Exhibit 2: Relative efficacy and cost of lung cancer diagnostics
Test name |
Company |
Sensitivity (%) |
False negative rate (%) |
Specificity (%) |
False positive rate (%) |
Cost ($) |
Sputum cytology |
|
66 |
34 |
99 |
1 |
2,500 |
Needle biopsy |
|
90 |
10 |
97 |
3 |
9,000 |
Chest X-ray |
|
54 |
46 |
99 |
1 |
100 |
LDCT |
|
89 |
11 |
93 |
7 |
300 |
PAULA |
Genesys Biolabs |
74 |
26 |
80 |
20 |
95 |
Lc Detect |
Panacea Global |
98 |
2 |
90 |
10 |
200 |
Percepta |
Veracyte |
97 |
3 |
47 |
53 |
4,875 |
Epi proLung BL Reflex |
Epiogenomics |
81 |
19 |
95 |
5 |
|
NuQ x2 blood |
VolitionRx |
76 |
24 |
92 |
8 |
40-80 |
NuQ x2 sputum |
VolitionRx |
85 |
15 |
100 |
0 |
40-80 |
NuQ x4 blood |
VolitionRx |
93 |
7 |
91 |
9 |
40-80 |
Source: Chest Journal, ASTRO, Cancer Journal, company Reports
Numerous readouts in 2016
VolitionRx has had a strong track record engaging institutions and initiating collaborative studies. These efforts have resulted in a substantial number of ongoing clinical trials, the majority of which will have readouts in 2016. CRC remains a significant focus of the company, with three trials ongoing in collaboration with Hvidovre Hospital in Denmark, all of which have expected readouts in H116. Among these is the first study of NuQ’s unique capacity to detect colorectal adenomas, the precancerous polyps that significantly increase the risk of developing CRC. In previous trials examining CRC, NuQ detected 67% of adenomas, which is significantly better than existing non-invasive tests. The upcoming data on adenoma may be used by the company to optimize the NuQ panel to further improve the detection of these lesions. Data are expected in this trial in H116.

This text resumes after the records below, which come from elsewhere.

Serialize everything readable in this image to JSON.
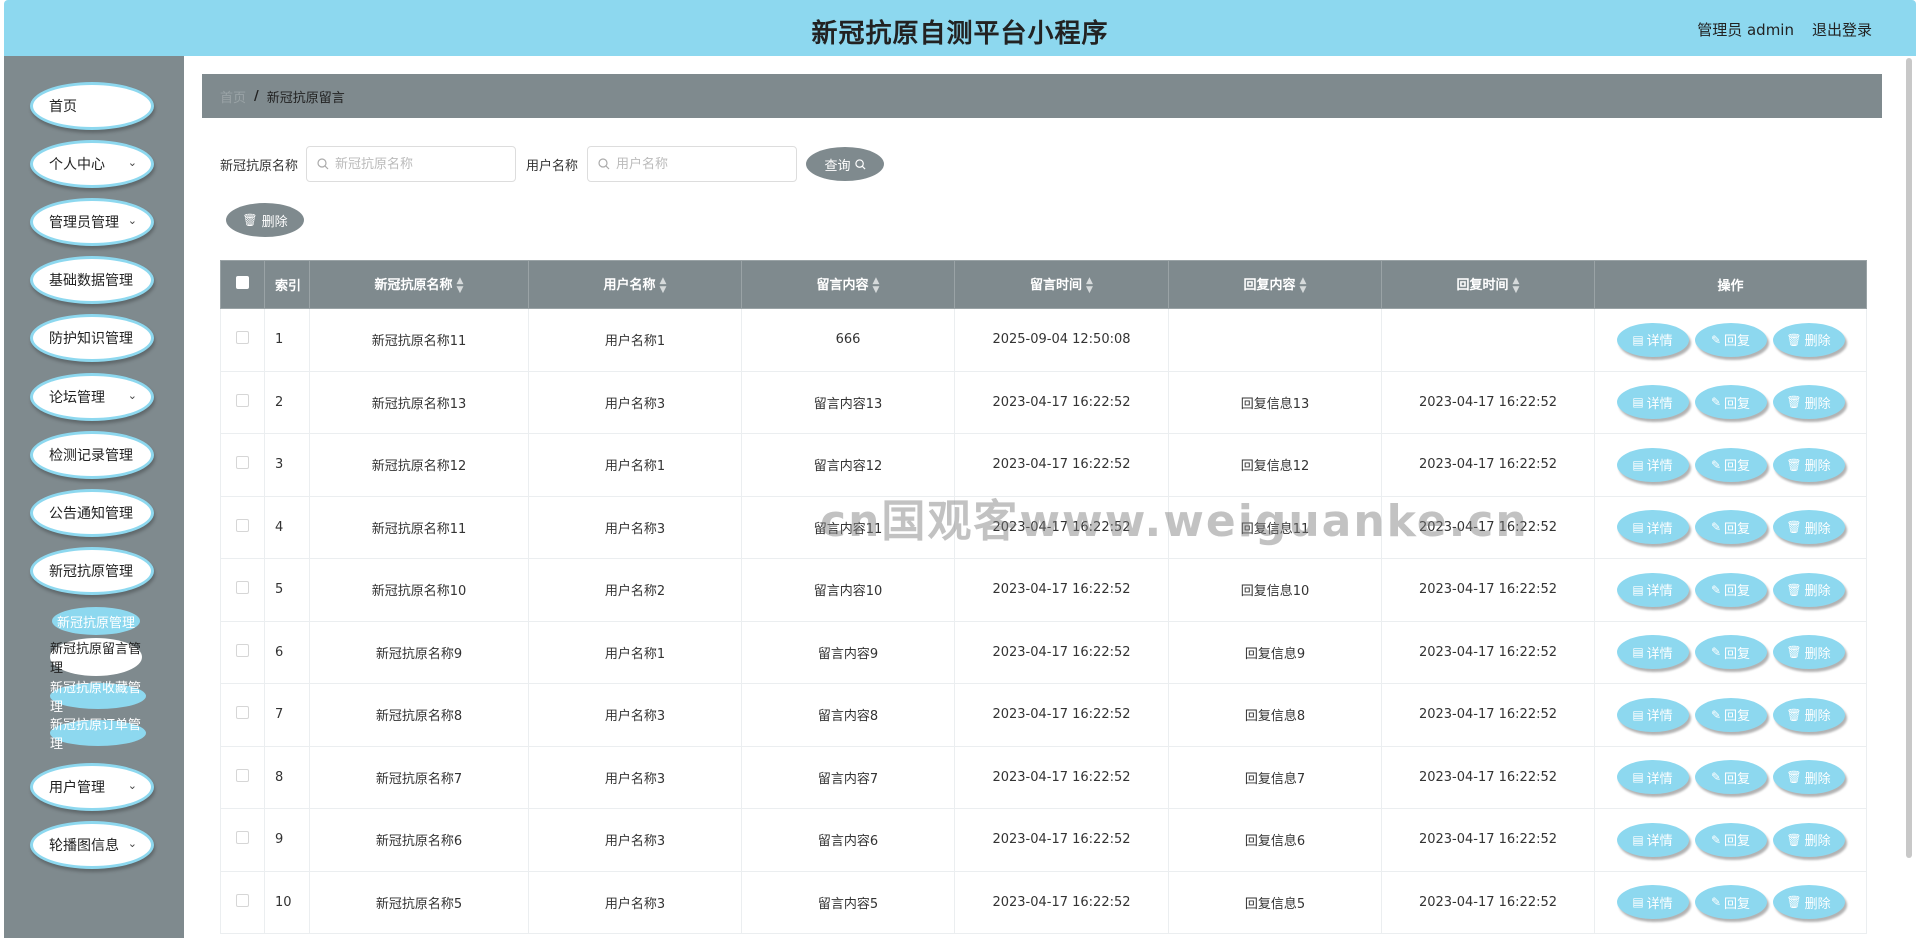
{
  "header": {
    "title": "新冠抗原自测平台小程序",
    "user": "管理员 admin",
    "logout": "退出登录"
  },
  "sidebar": {
    "items": [
      {
        "label": "首页",
        "has_children": false
      },
      {
        "label": "个人中心",
        "has_children": true
      },
      {
        "label": "管理员管理",
        "has_children": true
      },
      {
        "label": "基础数据管理",
        "has_children": true
      },
      {
        "label": "防护知识管理",
        "has_children": true
      },
      {
        "label": "论坛管理",
        "has_children": true
      },
      {
        "label": "检测记录管理",
        "has_children": true
      },
      {
        "label": "公告通知管理",
        "has_children": true
      },
      {
        "label": "新冠抗原管理",
        "has_children": true
      },
      {
        "label": "用户管理",
        "has_children": true
      },
      {
        "label": "轮播图信息",
        "has_children": true
      }
    ],
    "sub_items": [
      {
        "label": "新冠抗原管理",
        "state": "active"
      },
      {
        "label": "新冠抗原留言管理",
        "state": "current"
      },
      {
        "label": "新冠抗原收藏管理",
        "state": "normal"
      },
      {
        "label": "新冠抗原订单管理",
        "state": "normal"
      }
    ]
  },
  "breadcrumb": {
    "home": "首页",
    "separator": "/",
    "current": "新冠抗原留言"
  },
  "search": {
    "name_label": "新冠抗原名称",
    "name_placeholder": "新冠抗原名称",
    "user_label": "用户名称",
    "user_placeholder": "用户名称",
    "query_label": "查询"
  },
  "toolbar": {
    "delete_label": "删除"
  },
  "table": {
    "columns": [
      "索引",
      "新冠抗原名称",
      "用户名称",
      "留言内容",
      "留言时间",
      "回复内容",
      "回复时间",
      "操作"
    ],
    "rows": [
      [
        "1",
        "新冠抗原名称11",
        "用户名称1",
        "666",
        "2025-09-04 12:50:08",
        "",
        ""
      ],
      [
        "2",
        "新冠抗原名称13",
        "用户名称3",
        "留言内容13",
        "2023-04-17 16:22:52",
        "回复信息13",
        "2023-04-17 16:22:52"
      ],
      [
        "3",
        "新冠抗原名称12",
        "用户名称1",
        "留言内容12",
        "2023-04-17 16:22:52",
        "回复信息12",
        "2023-04-17 16:22:52"
      ],
      [
        "4",
        "新冠抗原名称11",
        "用户名称3",
        "留言内容11",
        "2023-04-17 16:22:52",
        "回复信息11",
        "2023-04-17 16:22:52"
      ],
      [
        "5",
        "新冠抗原名称10",
        "用户名称2",
        "留言内容10",
        "2023-04-17 16:22:52",
        "回复信息10",
        "2023-04-17 16:22:52"
      ],
      [
        "6",
        "新冠抗原名称9",
        "用户名称1",
        "留言内容9",
        "2023-04-17 16:22:52",
        "回复信息9",
        "2023-04-17 16:22:52"
      ],
      [
        "7",
        "新冠抗原名称8",
        "用户名称3",
        "留言内容8",
        "2023-04-17 16:22:52",
        "回复信息8",
        "2023-04-17 16:22:52"
      ],
      [
        "8",
        "新冠抗原名称7",
        "用户名称3",
        "留言内容7",
        "2023-04-17 16:22:52",
        "回复信息7",
        "2023-04-17 16:22:52"
      ],
      [
        "9",
        "新冠抗原名称6",
        "用户名称3",
        "留言内容6",
        "2023-04-17 16:22:52",
        "回复信息6",
        "2023-04-17 16:22:52"
      ],
      [
        "10",
        "新冠抗原名称5",
        "用户名称3",
        "留言内容5",
        "2023-04-17 16:22:52",
        "回复信息5",
        "2023-04-17 16:22:52"
      ]
    ],
    "actions": {
      "detail": "详情",
      "reply": "回复",
      "delete": "删除"
    }
  },
  "watermark": "cn国观客www.weiguanke.cn",
  "colors": {
    "accent": "#8dd8ef",
    "gray": "#7f8a8e"
  }
}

Exhibit 3: Clinical catalysts in 2016
Indication |
Data |
Trial description |
Colorectal cancer |
Q116 |
First 2,500 samples from 14,000-person population screening study at Hvidovre Hospital complete. Will have comparison to FIT and colonoscopy. |
Prostate cancer |
Q116 |
Exploratory study at MD Anderson Cancer Center. Evaluation of NuQ for early detection of anaplastic prostate cancer vs castration-resistant prostate cancer. |
Colorectal adenomas |
H116 |
800-person study at Hvidovre Hospital. Largest study to detect precancerous adenomatous polyps. |
Colorectal cancer |
H116 |
4,800-person study at Hvidovre Hospital. |
Pan-Cancer |
H216 |
4,700-person study at Bonn University Hospital. Study screening for 27 of the most common solid and haematological cancers. |
Lung cancer |
H216 |
600-person study at Bonn University Hospital. Aim is to confirm pilot results of NuQ for early detection of lung cancer. Control groups of healthy and patients with non-cancerous lung disease. |
Endometriosis |
H216 |
500-person study at the University of Oxford. Laparoscopically confirmed endometriosis with healthy individuals. |
Additionally, the company continues to expand and support the development of NuQ testing panels for other oncology indications. There are additional results from a second, confirmatory 600-person lung cancer study expected in H216, as well as expansions into prostate cancer, endometriosis and ovarian cancer. Early studies into CRC had the interesting, unintended consequence of identifying patients with other forms of cancer, otherwise unrelated to CRC. Currently, the exact extent of different cancers that can be detected by NuQ tests and the degree to which these test results can differentiate cancer types is unknown. To answer these questions, the company is gathering data from 4,700 people across a range of 27 different malignancies in a study at Bonn University, which should provide insight into the utility of NuQ tests for other cancer types. Data are expected for this trial in H216 and should be a significant catalyst for the company.